During a recent therapy session, I went back to the 9-year-old me and asked about the experience. I only knew it had to do with a loving woman showing me that sexual experiences could be gentle and pleasurable. I could never figure out who she was until we ventured back during this session. Turns out, it was Annabelle, an angel sent to heal my body inside and out from the devastation rendered upon it through the years. Not only was my body healed, but the memories were removed. In essence, I was given back my innocence and virginity. Her gentle “touch” left a knowing that sexual experiences could be pleasurable and gentle. She had also set up the “being caught” the first and only time that I sexually touched another child. I thought I was sharing something wonderful. Being caught and my mother’s horrified reaction, told me it was wrong and I never did it again. Thank you, Annabelle, for your past and present visits. Thank you for the healing and great eraser allowing me to feel “good” about myself; for a while or at least until I could handle it all. Annabelle recently facilitated the blending of the Company and Genoveva. For the first time in my memory, I feel whole.

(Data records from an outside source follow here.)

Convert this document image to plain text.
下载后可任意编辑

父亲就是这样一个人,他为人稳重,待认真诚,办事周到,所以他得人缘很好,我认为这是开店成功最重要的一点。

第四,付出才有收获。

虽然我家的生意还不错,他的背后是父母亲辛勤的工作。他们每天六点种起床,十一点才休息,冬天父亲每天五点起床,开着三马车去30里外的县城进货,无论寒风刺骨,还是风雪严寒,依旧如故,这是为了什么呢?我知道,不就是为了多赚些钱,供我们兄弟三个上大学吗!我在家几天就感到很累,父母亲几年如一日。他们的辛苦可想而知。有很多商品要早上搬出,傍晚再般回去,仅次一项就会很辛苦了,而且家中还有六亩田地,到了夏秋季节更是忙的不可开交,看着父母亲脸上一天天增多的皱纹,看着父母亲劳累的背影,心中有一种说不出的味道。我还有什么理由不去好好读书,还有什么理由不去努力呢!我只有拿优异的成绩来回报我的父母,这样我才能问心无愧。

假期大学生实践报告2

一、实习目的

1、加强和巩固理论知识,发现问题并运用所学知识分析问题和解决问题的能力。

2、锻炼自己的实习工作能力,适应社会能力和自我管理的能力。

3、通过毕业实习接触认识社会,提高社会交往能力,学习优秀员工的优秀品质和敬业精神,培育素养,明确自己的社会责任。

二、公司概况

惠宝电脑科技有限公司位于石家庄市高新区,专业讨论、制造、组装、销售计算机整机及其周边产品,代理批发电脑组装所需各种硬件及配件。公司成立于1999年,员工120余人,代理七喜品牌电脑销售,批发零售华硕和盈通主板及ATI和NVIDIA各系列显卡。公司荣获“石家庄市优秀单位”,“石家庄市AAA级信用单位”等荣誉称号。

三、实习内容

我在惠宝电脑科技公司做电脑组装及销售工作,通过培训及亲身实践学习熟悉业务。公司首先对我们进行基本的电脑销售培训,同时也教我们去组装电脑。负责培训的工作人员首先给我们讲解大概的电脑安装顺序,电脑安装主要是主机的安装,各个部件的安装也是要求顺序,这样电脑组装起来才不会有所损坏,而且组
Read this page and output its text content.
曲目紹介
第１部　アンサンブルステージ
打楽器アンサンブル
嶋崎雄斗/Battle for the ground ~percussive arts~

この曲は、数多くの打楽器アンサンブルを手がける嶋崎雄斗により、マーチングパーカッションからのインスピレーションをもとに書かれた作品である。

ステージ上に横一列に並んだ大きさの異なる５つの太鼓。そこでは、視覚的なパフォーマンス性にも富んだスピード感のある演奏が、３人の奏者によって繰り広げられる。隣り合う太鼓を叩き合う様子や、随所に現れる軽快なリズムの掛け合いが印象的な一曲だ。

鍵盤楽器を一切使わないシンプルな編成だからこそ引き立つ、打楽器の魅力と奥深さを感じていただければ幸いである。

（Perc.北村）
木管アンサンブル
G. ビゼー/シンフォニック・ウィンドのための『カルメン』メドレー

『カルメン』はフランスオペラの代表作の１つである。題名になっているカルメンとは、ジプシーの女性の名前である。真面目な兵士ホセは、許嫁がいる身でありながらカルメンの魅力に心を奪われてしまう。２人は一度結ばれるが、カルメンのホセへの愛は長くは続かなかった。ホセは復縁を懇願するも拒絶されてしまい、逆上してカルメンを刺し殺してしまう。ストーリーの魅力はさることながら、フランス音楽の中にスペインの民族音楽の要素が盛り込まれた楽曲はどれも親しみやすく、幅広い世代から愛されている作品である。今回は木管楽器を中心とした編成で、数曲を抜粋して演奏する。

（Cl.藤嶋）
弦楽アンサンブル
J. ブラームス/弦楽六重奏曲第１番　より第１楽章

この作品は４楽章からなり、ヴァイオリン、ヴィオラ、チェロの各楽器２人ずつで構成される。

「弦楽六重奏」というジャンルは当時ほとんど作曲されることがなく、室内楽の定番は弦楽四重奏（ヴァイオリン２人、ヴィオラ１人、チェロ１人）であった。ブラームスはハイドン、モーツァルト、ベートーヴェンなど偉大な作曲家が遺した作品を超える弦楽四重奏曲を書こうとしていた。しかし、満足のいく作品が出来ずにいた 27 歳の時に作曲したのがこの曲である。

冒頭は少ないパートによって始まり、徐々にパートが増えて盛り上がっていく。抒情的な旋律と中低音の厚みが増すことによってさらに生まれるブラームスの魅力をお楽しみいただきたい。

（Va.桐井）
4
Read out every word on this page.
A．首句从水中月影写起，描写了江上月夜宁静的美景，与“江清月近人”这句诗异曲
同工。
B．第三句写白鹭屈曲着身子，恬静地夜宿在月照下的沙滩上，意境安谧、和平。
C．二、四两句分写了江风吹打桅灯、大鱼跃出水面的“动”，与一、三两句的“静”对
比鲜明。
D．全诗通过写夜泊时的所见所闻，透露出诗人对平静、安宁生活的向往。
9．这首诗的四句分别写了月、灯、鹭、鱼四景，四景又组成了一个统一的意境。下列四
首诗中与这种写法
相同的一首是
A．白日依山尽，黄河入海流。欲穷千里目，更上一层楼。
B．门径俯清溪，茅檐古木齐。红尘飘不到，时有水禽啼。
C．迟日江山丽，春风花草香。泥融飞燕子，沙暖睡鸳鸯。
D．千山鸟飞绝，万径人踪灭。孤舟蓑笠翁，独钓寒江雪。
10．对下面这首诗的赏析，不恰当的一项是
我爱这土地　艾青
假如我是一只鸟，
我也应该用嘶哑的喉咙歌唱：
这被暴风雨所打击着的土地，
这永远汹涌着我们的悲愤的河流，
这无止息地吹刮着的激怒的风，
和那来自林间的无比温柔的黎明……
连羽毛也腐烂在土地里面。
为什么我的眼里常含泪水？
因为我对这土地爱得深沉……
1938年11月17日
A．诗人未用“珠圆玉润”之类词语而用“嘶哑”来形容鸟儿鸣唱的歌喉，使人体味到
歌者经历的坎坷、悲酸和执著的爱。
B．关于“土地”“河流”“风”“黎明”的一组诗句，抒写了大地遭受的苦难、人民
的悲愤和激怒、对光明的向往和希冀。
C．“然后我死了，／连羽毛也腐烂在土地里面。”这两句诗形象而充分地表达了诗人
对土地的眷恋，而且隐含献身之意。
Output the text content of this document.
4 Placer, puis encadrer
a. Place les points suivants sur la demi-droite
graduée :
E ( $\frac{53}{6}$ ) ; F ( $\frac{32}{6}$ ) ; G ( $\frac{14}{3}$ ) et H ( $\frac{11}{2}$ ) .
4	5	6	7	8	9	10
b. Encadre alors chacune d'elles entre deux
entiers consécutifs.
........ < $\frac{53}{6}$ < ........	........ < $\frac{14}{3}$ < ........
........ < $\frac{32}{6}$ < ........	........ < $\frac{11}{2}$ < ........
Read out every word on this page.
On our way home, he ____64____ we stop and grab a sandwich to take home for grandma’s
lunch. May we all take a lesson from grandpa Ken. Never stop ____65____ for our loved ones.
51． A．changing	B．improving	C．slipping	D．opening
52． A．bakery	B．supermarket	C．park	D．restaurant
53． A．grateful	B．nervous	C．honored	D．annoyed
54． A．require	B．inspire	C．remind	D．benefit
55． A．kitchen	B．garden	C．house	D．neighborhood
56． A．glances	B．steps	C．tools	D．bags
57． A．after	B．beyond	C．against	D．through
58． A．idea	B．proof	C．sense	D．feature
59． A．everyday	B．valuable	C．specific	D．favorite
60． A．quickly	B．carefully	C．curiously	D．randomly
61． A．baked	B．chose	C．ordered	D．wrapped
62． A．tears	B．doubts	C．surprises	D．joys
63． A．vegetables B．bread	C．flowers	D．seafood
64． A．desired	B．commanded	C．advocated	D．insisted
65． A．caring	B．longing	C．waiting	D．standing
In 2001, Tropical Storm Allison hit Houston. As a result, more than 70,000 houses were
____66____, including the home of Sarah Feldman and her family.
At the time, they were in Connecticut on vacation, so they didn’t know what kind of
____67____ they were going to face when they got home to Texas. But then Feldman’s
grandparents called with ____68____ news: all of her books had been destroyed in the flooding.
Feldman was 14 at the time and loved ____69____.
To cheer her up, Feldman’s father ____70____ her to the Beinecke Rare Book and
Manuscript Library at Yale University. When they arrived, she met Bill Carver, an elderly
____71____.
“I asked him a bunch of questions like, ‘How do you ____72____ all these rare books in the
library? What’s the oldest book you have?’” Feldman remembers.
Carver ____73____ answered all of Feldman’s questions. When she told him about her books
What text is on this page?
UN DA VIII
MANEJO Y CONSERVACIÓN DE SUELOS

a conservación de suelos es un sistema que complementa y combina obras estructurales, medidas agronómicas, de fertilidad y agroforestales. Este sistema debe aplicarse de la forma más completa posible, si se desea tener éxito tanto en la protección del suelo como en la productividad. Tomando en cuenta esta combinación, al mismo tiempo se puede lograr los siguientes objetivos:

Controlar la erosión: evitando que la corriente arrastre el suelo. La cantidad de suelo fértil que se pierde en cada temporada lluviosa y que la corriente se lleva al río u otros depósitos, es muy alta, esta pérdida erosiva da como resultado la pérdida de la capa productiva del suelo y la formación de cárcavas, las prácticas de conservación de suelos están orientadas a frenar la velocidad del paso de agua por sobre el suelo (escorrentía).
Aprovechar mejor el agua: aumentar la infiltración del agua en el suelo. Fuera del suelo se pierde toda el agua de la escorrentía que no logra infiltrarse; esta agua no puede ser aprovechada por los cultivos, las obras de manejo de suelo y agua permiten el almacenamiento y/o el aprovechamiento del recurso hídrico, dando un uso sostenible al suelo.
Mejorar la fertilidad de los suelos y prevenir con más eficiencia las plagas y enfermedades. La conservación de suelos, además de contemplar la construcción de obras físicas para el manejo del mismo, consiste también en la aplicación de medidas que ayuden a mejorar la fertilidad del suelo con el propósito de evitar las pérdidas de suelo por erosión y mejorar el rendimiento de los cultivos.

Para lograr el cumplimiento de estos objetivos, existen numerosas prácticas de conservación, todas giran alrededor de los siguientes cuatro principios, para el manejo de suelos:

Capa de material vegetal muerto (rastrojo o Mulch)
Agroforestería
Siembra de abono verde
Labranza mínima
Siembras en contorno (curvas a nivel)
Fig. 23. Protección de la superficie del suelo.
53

It was through my further investigation of my perpetration on another child, that the memory of Annabelle and her actions came forth. This has been another key to an additional door I’ve been afraid to unlock, let alone, open. This was a ‘dirty little secret” that only my mother knew and we never discussed it. I can now understand how “innocent” or angry/purposeful perpetration can begin. A minuscule few, if any, come into this life planning to inflict such devastation upon another innocent being. In my (maybe misinformed) mind, we were all born innocent and until something in life triggers a reaction, we remain as such. I’m open to hearing others’ thoughts on this matter and they will go into the next book to help perpetrators heal. We need to be in this and heal together if we hope to STOP the repetition.
Hopes for my future:
My greatest hopes are that I’ve made a difference by compiling “Reclaiming My Virginity” and to hear stories of expanded healing through bringing all invested in this book together. We are united in a common goal of becoming whole and thus decreasing our isolation and its resulting desolation. Hopefully, lives will be spared, changed for the better and the frequency of this type of abuse will decline, rapidly henceforth.
I hope that I heal enough to acknowledge and love myselves to our fullest potential. I want to be secure enough in who I am as a being, that I come out from my hiding places, throw my arms open wide, and say, “Here I AM, All of ME!” and know that I can be loved.
At this moment, I remain single and happy as I continue to work on the integration of my-selves as well as my spiritual growth and understanding of Divine support. I have recently retired from 38 years of teaching and finally after 23 years single, am now interested in exploring a relationship with another woman. I feel that I truly understand and am secure within myself.
I try to always remember two basic rules: “Ask and you shall receive” and “That which you focus on, will and must come forth.” So, I need to know what I want, before I ask and receive.